There's surely a diversity of opinions about Rev in the use-list; the posts
are not 100% rosy. Some current and former customers have mentioned their
dislikes, skepticism of our bold productivity claim, etc. Heather certainly
I would hope there could be some way of posting notice here of a prominent
article about us that would be regarded appropriate by everyone. Perhaps it
was the wording that turned you off? What would you like to see happen in
the future? Should news of such articles come only from customers?
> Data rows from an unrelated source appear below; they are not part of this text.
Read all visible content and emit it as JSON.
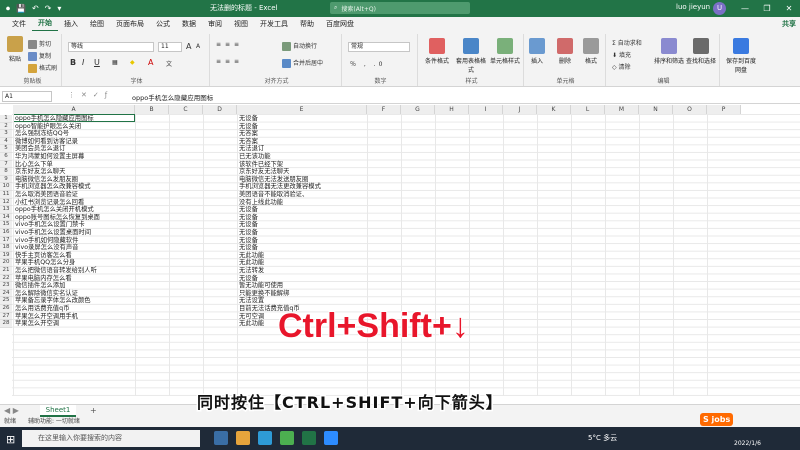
{
  "titlebar": {
    "title": "无法删的标题 - Excel",
    "search_placeholder": "搜索(Alt+Q)",
    "user_name": "luo jieyun",
    "avatar_letter": "U"
  },
  "tabs": [
    "文件",
    "开始",
    "插入",
    "绘图",
    "页面布局",
    "公式",
    "数据",
    "审阅",
    "视图",
    "开发工具",
    "帮助",
    "百度网盘"
  ],
  "active_tab": "开始",
  "share_label": "共享",
  "ribbon": {
    "clipboard": {
      "paste": "粘贴",
      "cut": "剪切",
      "copy": "复制",
      "format_painter": "格式刷",
      "label": "剪贴板"
    },
    "font": {
      "font_name": "等线",
      "font_size": "11",
      "label": "字体",
      "bold": "B",
      "italic": "I",
      "underline": "U",
      "grow": "A",
      "shrink": "A"
    },
    "alignment": {
      "wrap": "自动换行",
      "merge": "合并后居中",
      "label": "对齐方式"
    },
    "number": {
      "format": "常规",
      "label": "数字"
    },
    "styles": {
      "conditional": "条件格式",
      "table": "套用表格格式",
      "cell_styles": "单元格样式",
      "label": "样式"
    },
    "cells": {
      "insert": "插入",
      "delete": "删除",
      "format": "格式",
      "label": "单元格"
    },
    "editing": {
      "autosum": "自动求和",
      "fill": "填充",
      "clear": "清除",
      "sort": "排序和筛选",
      "find": "查找和选择",
      "label": "编辑"
    },
    "save": {
      "label": "保存到百度网盘",
      "button": "保存到百度网盘"
    }
  },
  "formula": {
    "namebox": "A1",
    "content": "oppo手机怎么隐藏应用图标"
  },
  "columns": [
    "A",
    "B",
    "C",
    "D",
    "E",
    "F",
    "G",
    "H",
    "I",
    "J",
    "K",
    "L",
    "M",
    "N",
    "O",
    "P"
  ],
  "rows": [
    {
      "n": "1",
      "a": "oppo手机怎么隐藏应用图标",
      "e": "无设备"
    },
    {
      "n": "2",
      "a": "oppo智能护眼怎么关闭",
      "e": "无设备"
    },
    {
      "n": "3",
      "a": "怎么强制冻结QQ号",
      "e": "无答案"
    },
    {
      "n": "4",
      "a": "微博如何看到访客记录",
      "e": "无答案"
    },
    {
      "n": "5",
      "a": "美团会员怎么退订",
      "e": "无法退订"
    },
    {
      "n": "6",
      "a": "华为鸿蒙如何设置主屏幕",
      "e": "已无该功能"
    },
    {
      "n": "7",
      "a": "比心怎么下单",
      "e": "该软件已经下架"
    },
    {
      "n": "8",
      "a": "京东好友怎么聊天",
      "e": "京东好友无法聊天"
    },
    {
      "n": "9",
      "a": "电脑微信怎么发朋友圈",
      "e": "电脑微信无法发送朋友圈"
    },
    {
      "n": "10",
      "a": "手机浏览器怎么改兼容模式",
      "e": "手机浏览器无法更改兼容模式"
    },
    {
      "n": "11",
      "a": "怎么取消美团语音验证",
      "e": "美团语音不能取消验证、"
    },
    {
      "n": "12",
      "a": "小红书浏览记录怎么回看",
      "e": "没有上线此功能"
    },
    {
      "n": "13",
      "a": "oppo手机怎么关闭开机模式",
      "e": "无设备"
    },
    {
      "n": "14",
      "a": "oppo账号图标怎么恢复到桌面",
      "e": "无设备"
    },
    {
      "n": "15",
      "a": "vivo手机怎么设置门禁卡",
      "e": "无设备"
    },
    {
      "n": "16",
      "a": "vivo手机怎么设置桌面时间",
      "e": "无设备"
    },
    {
      "n": "17",
      "a": "vivo手机如何隐藏软件",
      "e": "无设备"
    },
    {
      "n": "18",
      "a": "vivo录屏怎么没有声音",
      "e": "无设备"
    },
    {
      "n": "19",
      "a": "快手主页访客怎么看",
      "e": "无此功能"
    },
    {
      "n": "20",
      "a": "苹果手机QQ怎么分身",
      "e": "无此功能"
    },
    {
      "n": "21",
      "a": "怎么把微信语音转发给别人听",
      "e": "无法转发"
    },
    {
      "n": "22",
      "a": "苹果电脑内存怎么看",
      "e": "无设备"
    },
    {
      "n": "23",
      "a": "微信插件怎么添加",
      "e": "暂无功能可使用"
    },
    {
      "n": "24",
      "a": "怎么解除微信实名认证",
      "e": "只能更换不能解绑"
    },
    {
      "n": "25",
      "a": "苹果备忘录字体怎么改颜色",
      "e": "无法设置"
    },
    {
      "n": "26",
      "a": "怎么用话费充值q币",
      "e": "目前无法话费充值q币"
    },
    {
      "n": "27",
      "a": "苹果怎么开空调用手机",
      "e": "无可空调"
    },
    {
      "n": "28",
      "a": "苹果怎么开空调",
      "e": "无此功能"
    }
  ],
  "sheet": {
    "name": "Sheet1",
    "add": "+"
  },
  "status": {
    "ready": "就绪",
    "accessibility": "辅助功能: 一切就绪"
  },
  "taskbar": {
    "search_placeholder": "在这里输入你要搜索的内容",
    "temperature": "5°C 多云",
    "date": "2022/1/6"
  },
  "overlay": {
    "shortcut": "Ctrl+Shift+↓",
    "caption": "同时按住【CTRL+SHIFT+向下箭头】"
  },
  "watermark": {
    "text": "S jobs"
  },
  "colors": {
    "excel_green": "#217346",
    "overlay_red": "#e8162b"
  }
}
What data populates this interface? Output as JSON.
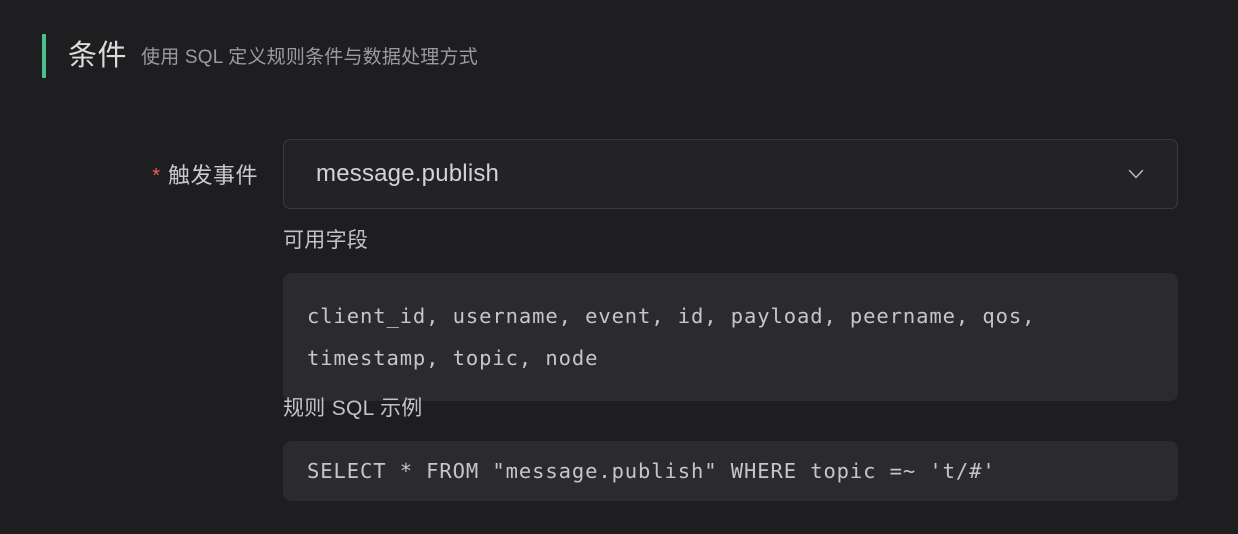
{
  "section": {
    "title": "条件",
    "subtitle": "使用 SQL 定义规则条件与数据处理方式",
    "accent_color": "#4bc28c"
  },
  "form": {
    "required_marker": "*",
    "trigger_event": {
      "label": "触发事件",
      "value": "message.publish",
      "icon": "chevron-down-icon"
    }
  },
  "available_fields": {
    "label": "可用字段",
    "lines": [
      "client_id, username, event, id, payload, peername, qos,",
      "timestamp, topic, node"
    ]
  },
  "sql_example": {
    "label": "规则 SQL 示例",
    "lines": [
      "SELECT * FROM \"message.publish\" WHERE topic =~ 't/#'"
    ]
  },
  "colors": {
    "page_background": "#1e1d1f",
    "code_background": "#2b2a2e",
    "accent_green": "#4bc28c",
    "required_red": "#f05c5c",
    "text_primary": "#d8d8da",
    "text_muted": "#9b9b9d"
  }
}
As a marketing guy (who did *not* request Heather's posting), I will say the
guerilla effect is welcomed. Between this article and the coverage on
Slashdot, our site traffic surged. It garnered us many new visitors... more
in the space of a couple days than we usually get in a month. I certainly
don't see the articles as fluff. They are controversial; the comments raise
many points, good and bad, about us. The Slashdot threads being almost
brutal. Yet we've seen thousands of fresh faces give our products a look-see
It's easy to forget how small we really are. The vast majority of people
making software today have never heard of us. We are a tiny fraction of the
former HyperCard user base. Yet, we are arguably the most successful,
usable, and capable implementation of that vision around. We see ourselves
as stewards of that legacy. Our major investments this past year, including
the Web plugin and free revMedia, are designed not only to deliver more
value to customers, but also to expose orders of magnitude more people to
our unique philosophy of software construction.
As fans of xTalk (a heritage we've reinforced and given homage to by naming
our language "revTalk"), I would wish all of us would have a stake in the
vitality of our efforts -- getting the word out and reminding people there
is indeed still such a thing as "programming for the rest of us." I, for
one, wouldn't be coding at all these days if it weren't for Rev.